Despite the fact that she had been half prepared to hear it, it still hit her solidly in the gut. Davydd ap Tewdr desired to exchange her grandfather for Rhodri.
‘Dear God,’ she whispered, for there was now no doubting that the form on the litter was her grandfather — and the litter meant that he was too weak to sit on a horse, the bastion of his stubborn will and pride.
‘Delay him until we can get a message to Lord Adam,’ FitzSimon said and turned to command one of the men.
‘No!’
He swivelled to gape at Heulwen in disbelief. Accustomed to taking orders from men, and by his position in the keep hierarchy to giving them too, he was possessed of an arrogant certainty that women should defer to their male superiors, and was unpleasantly astounded by her denial.

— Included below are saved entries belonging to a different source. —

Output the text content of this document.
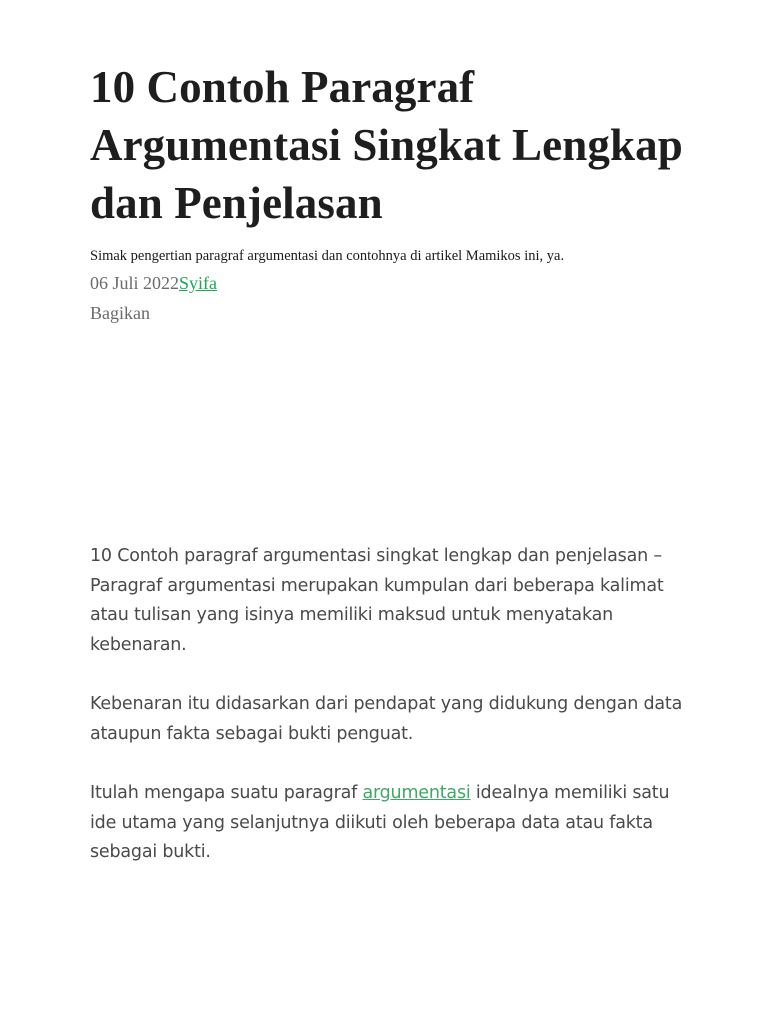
10 Contoh Paragraf Argumentasi Singkat Lengkap dan Penjelasan

Simak pengertian paragraf argumentasi dan contohnya di artikel Mamikos ini, ya.

06 Juli 2022Syifa
Bagikan

10 Contoh paragraf argumentasi singkat lengkap dan penjelasan – Paragraf argumentasi merupakan kumpulan dari beberapa kalimat atau tulisan yang isinya memiliki maksud untuk menyatakan kebenaran.

Kebenaran itu didasarkan dari pendapat yang didukung dengan data ataupun fakta sebagai bukti penguat.

Itulah mengapa suatu paragraf argumentasi idealnya memiliki satu ide utama yang selanjutnya diikuti oleh beberapa data atau fakta sebagai bukti.
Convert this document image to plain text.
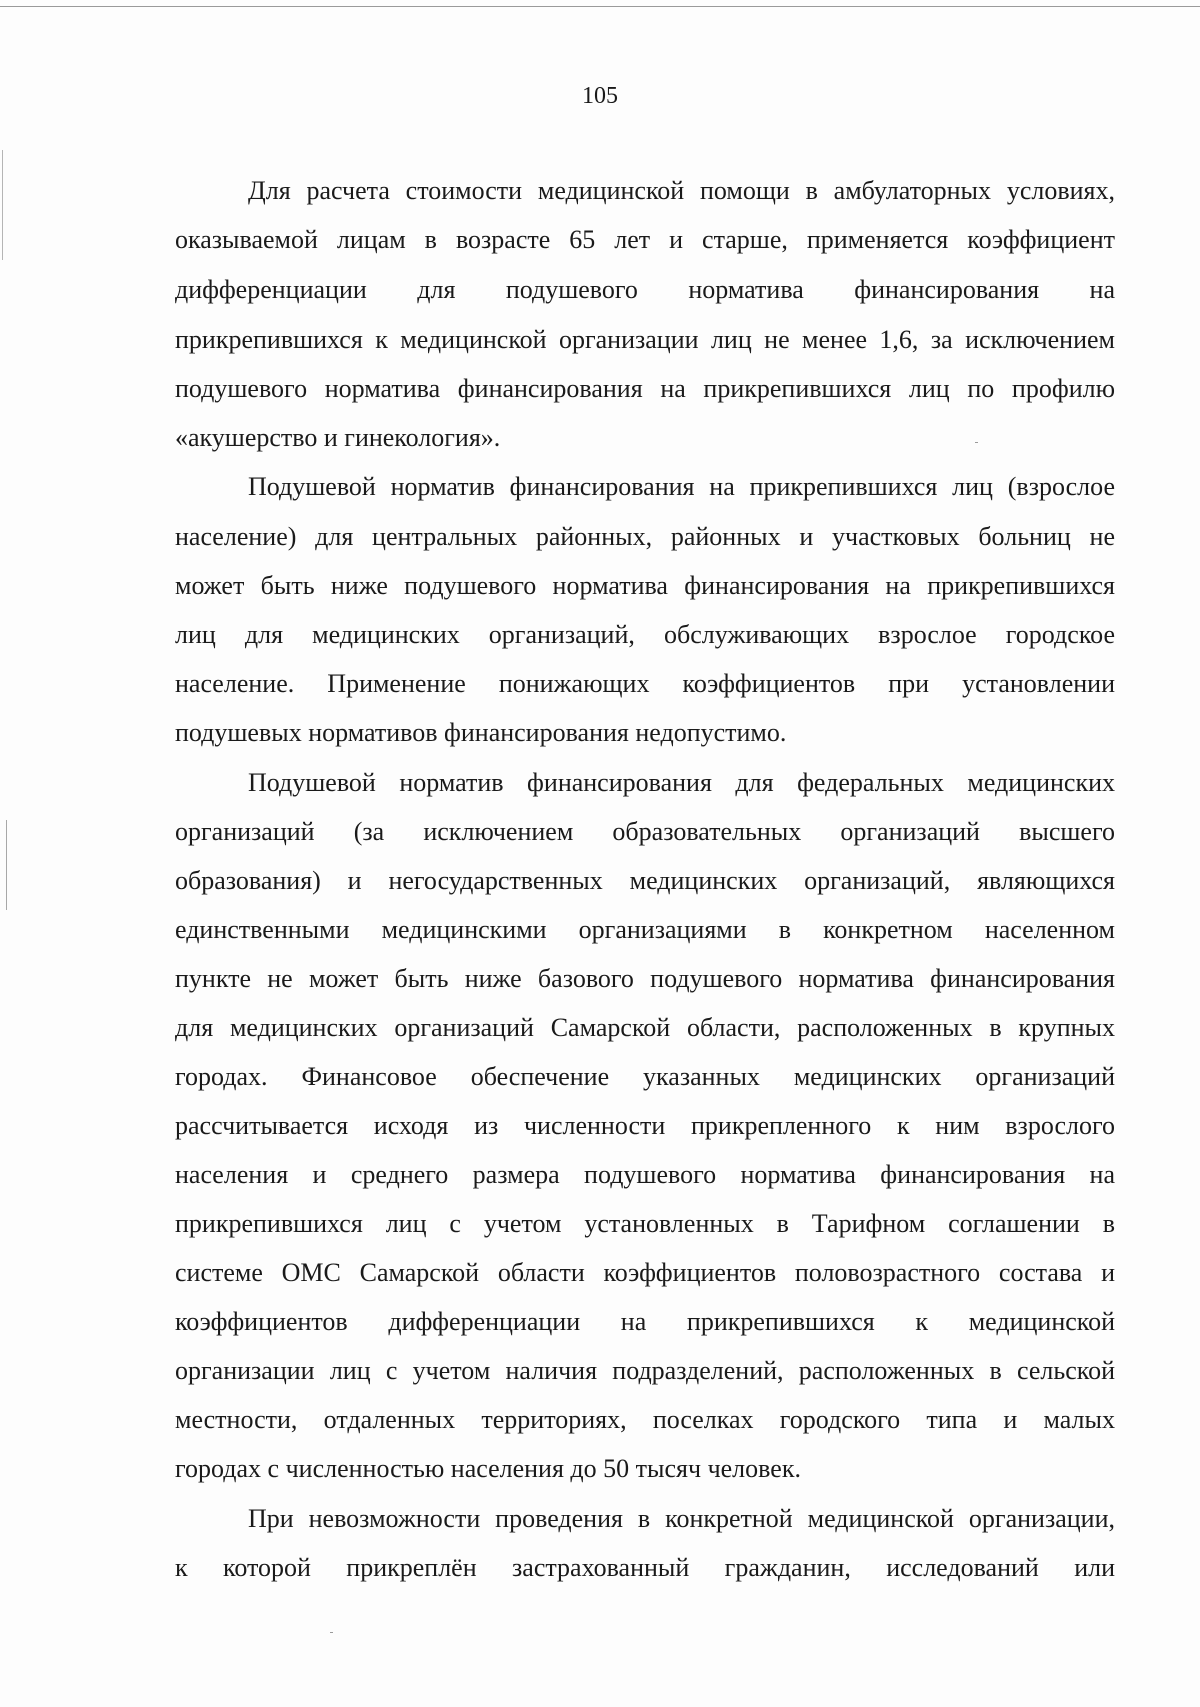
105
Для расчета стоимости медицинской помощи в амбулаторных условиях,
оказываемой лицам в возрасте 65 лет и старше, применяется коэффициент
дифференциации для подушевого норматива финансирования на
прикрепившихся к медицинской организации лиц не менее 1,6, за исключением
подушевого норматива финансирования на прикрепившихся лиц по профилю
«акушерство и гинекология».
Подушевой норматив финансирования на прикрепившихся лиц (взрослое
население) для центральных районных, районных и участковых больниц не
может быть ниже подушевого норматива финансирования на прикрепившихся
лиц для медицинских организаций, обслуживающих взрослое городское
население. Применение понижающих коэффициентов при установлении
подушевых нормативов финансирования недопустимо.
Подушевой норматив финансирования для федеральных медицинских
организаций (за исключением образовательных организаций высшего
образования) и негосударственных медицинских организаций, являющихся
единственными медицинскими организациями в конкретном населенном
пункте не может быть ниже базового подушевого норматива финансирования
для медицинских организаций Самарской области, расположенных в крупных
городах. Финансовое обеспечение указанных медицинских организаций
рассчитывается исходя из численности прикрепленного к ним взрослого
населения и среднего размера подушевого норматива финансирования на
прикрепившихся лиц с учетом установленных в Тарифном соглашении в
системе ОМС Самарской области коэффициентов половозрастного состава и
коэффициентов дифференциации на прикрепившихся к медицинской
организации лиц с учетом наличия подразделений, расположенных в сельской
местности, отдаленных территориях, поселках городского типа и малых
городах с численностью населения до 50 тысяч человек.
При невозможности проведения в конкретной медицинской организации,
к которой прикреплён застрахованный гражданин, исследований или
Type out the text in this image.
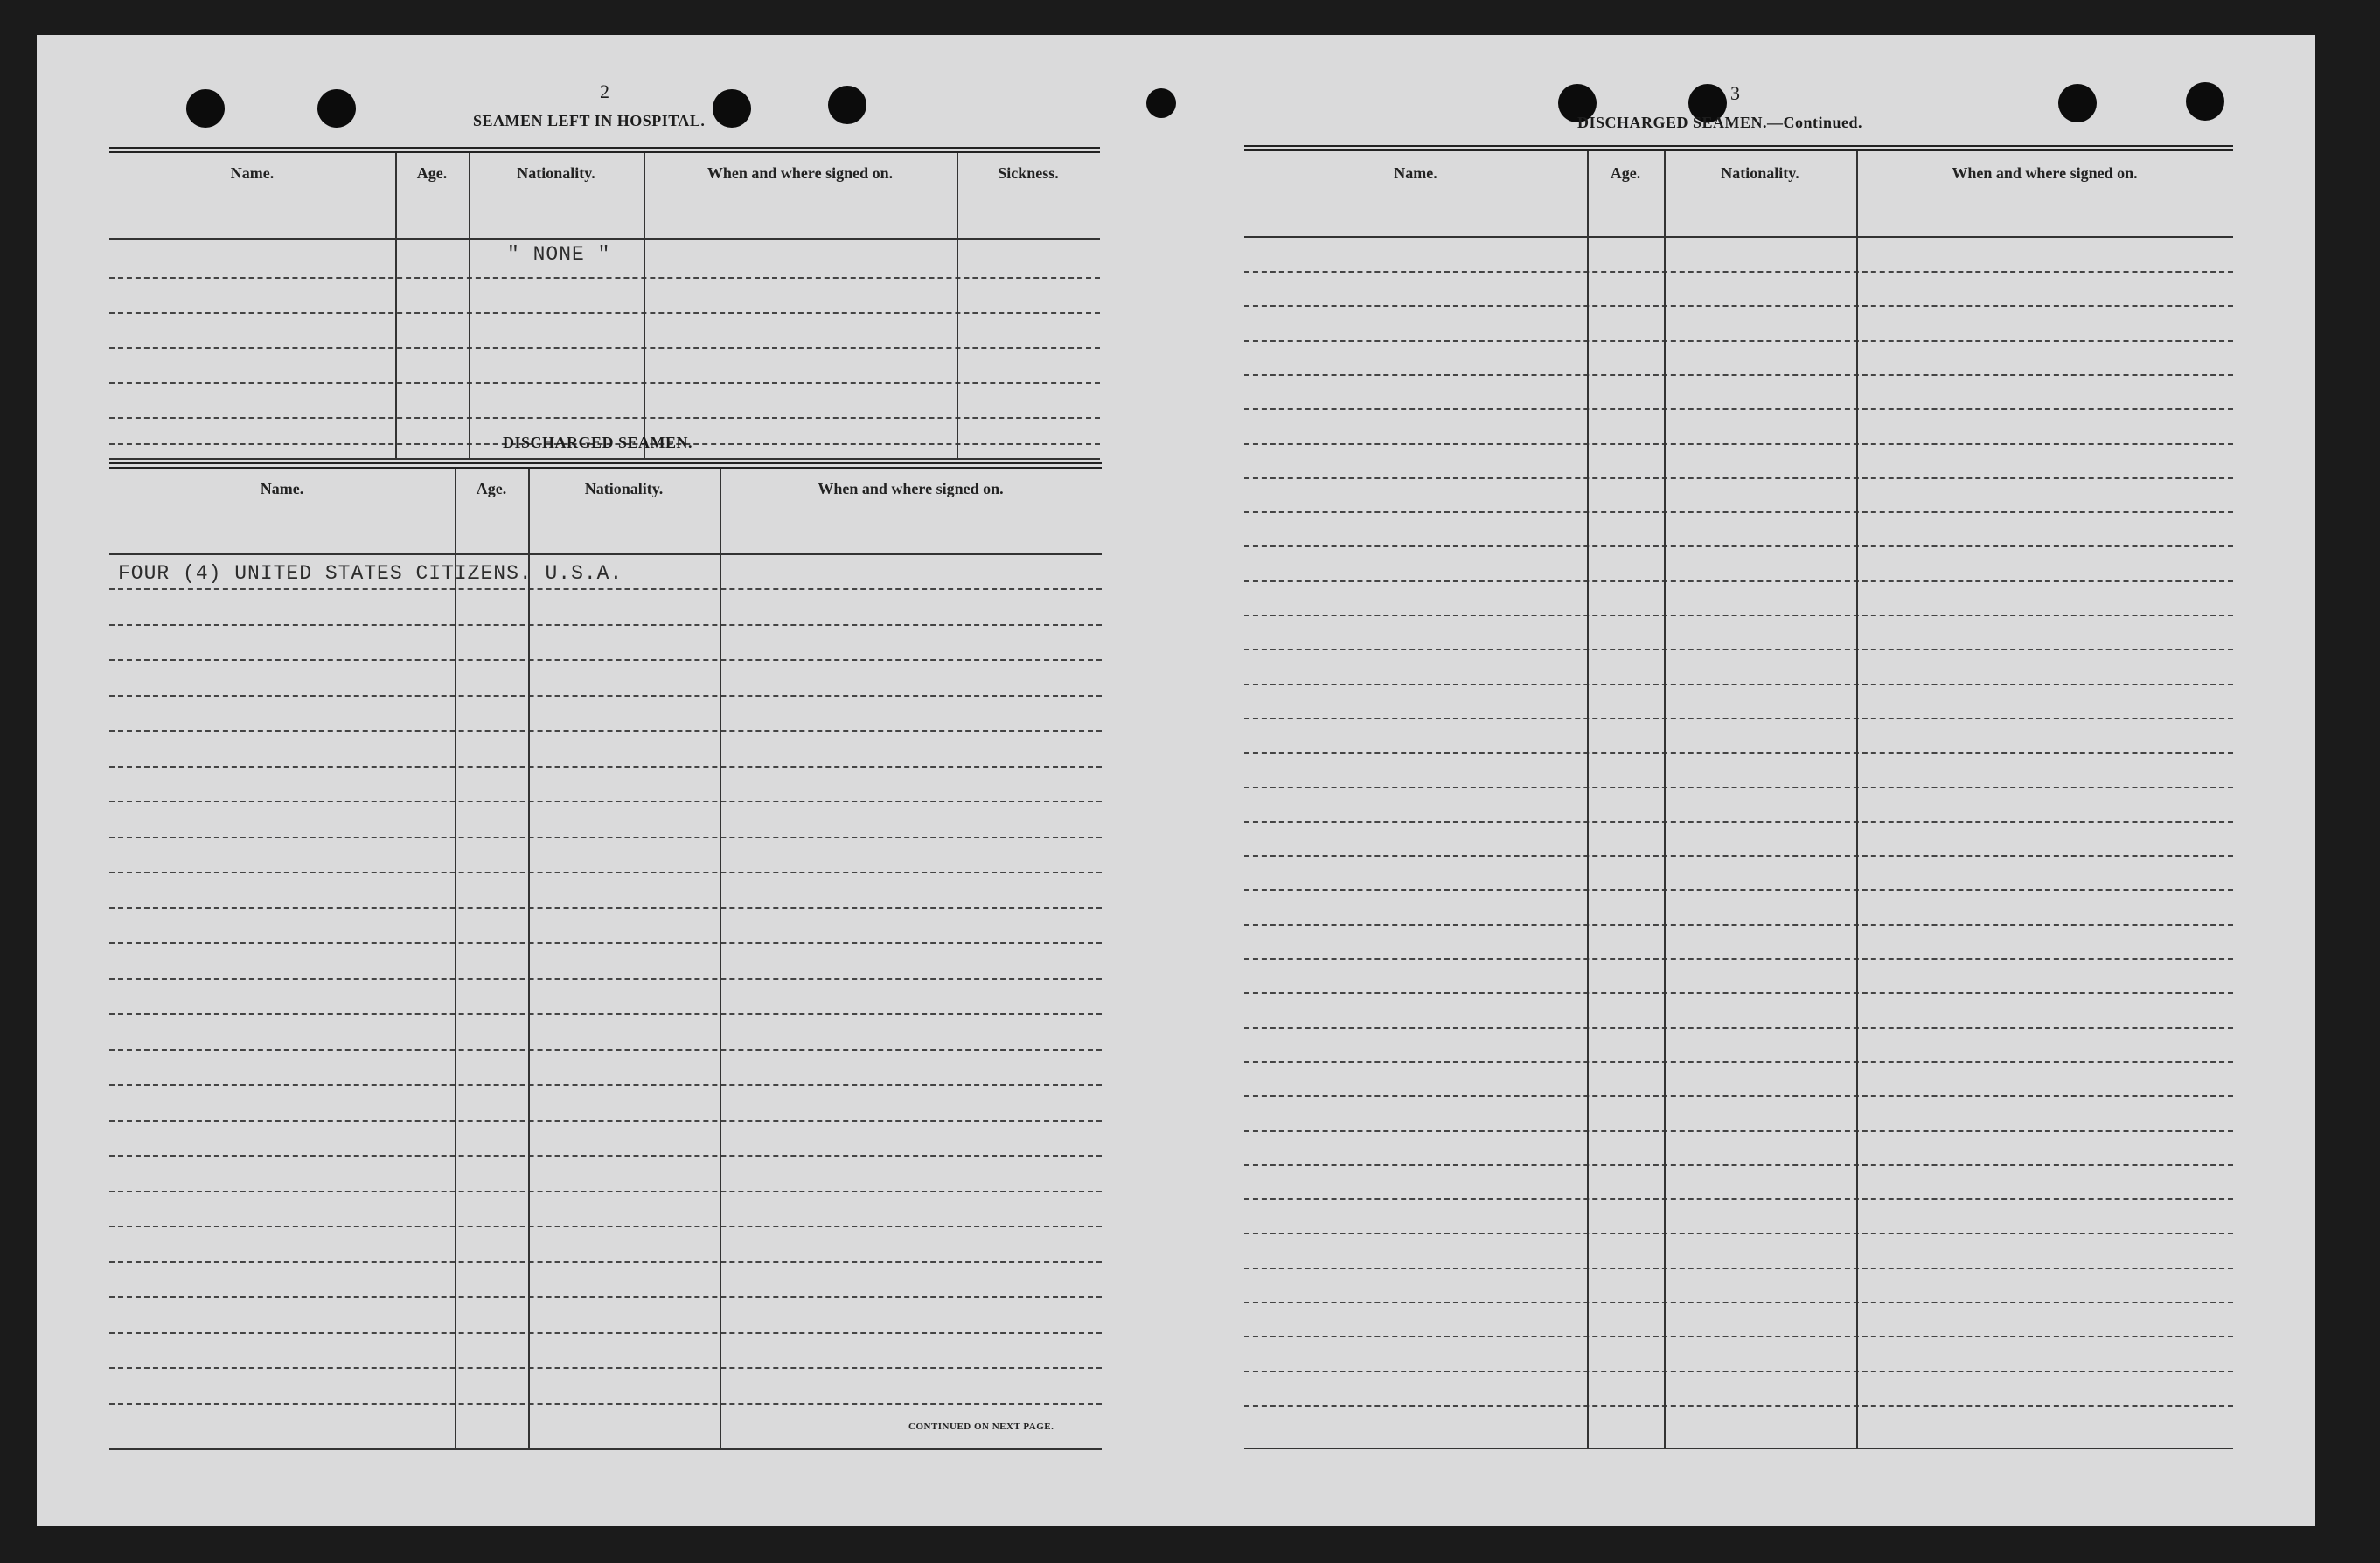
2
SEAMEN LEFT IN HOSPITAL.
Name.	Age.	Nationality.	When and where signed on.	Sickness.
" NONE "
DISCHARGED SEAMEN.
Name.	Age.	Nationality.	When and where signed on.
FOUR (4) UNITED STATES CITIZENS. U.S.A.
CONTINUED ON NEXT PAGE.
3
DISCHARGED SEAMEN.—Continued.
Name.	Age.	Nationality.	When and where signed on.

‘My lady, with all respect, this is too serious a matter to be judged by us,’ he said, recovering his dignity and twitching his shoulders within his cloak like a hawk settling ruffled feathers.
To be judged by a woman — a flighty, red-haired woman of more than half-Welsh blood. As if his head were transparent and the words written on his brain she could read his mind, and her chin rose a stubborn notch. ‘It is also too serious a matter to leave until my husband’s return!’ she answered. ‘That is my grandfather down there on that litter. Have Rhodri ap Tewdr brought up here to me now.’
He hesitated until he could hesitate no longer, then inclined his head in scant formality and left her. Heulwen swallowed, bowed her head, and leaned it for a moment against the gritty stone behind which she sheltered. ‘Holy Christ, what do I do?’ she murmured into the shadow created by her body. ‘Adam, help me, what do I do?’
Rhodri, hands corded behind his back, was thrust into her presence, his eyes anxiously wide, his mouth set in a thin, tight line. She straightened, adjusted her cloak, and faced him with a cold expression.
‘Your brother has come for you. I wish my husband had left you to die in the road.’
He returned her a measured gaze, for he had heard the news of his brother’s raid and watched Thornford react to it like a disturbed anthill. ‘My lady, I am sorry, believe me,’ he said in Welsh. ‘Even knowing that your lord intended using me for his own purposes, I could have wished myself free in different circumstances.’
‘Spare me your condolences,’ she snapped, ‘you are wasting your breath.’ She turned from him to the soldier with the voice. ‘Tell him that Lord de Lacey is not here, and that in his absence Prince Davydd will have to deal with his wife, who is of Welsh blood herself and the granddaughter of Miles le Gallois.’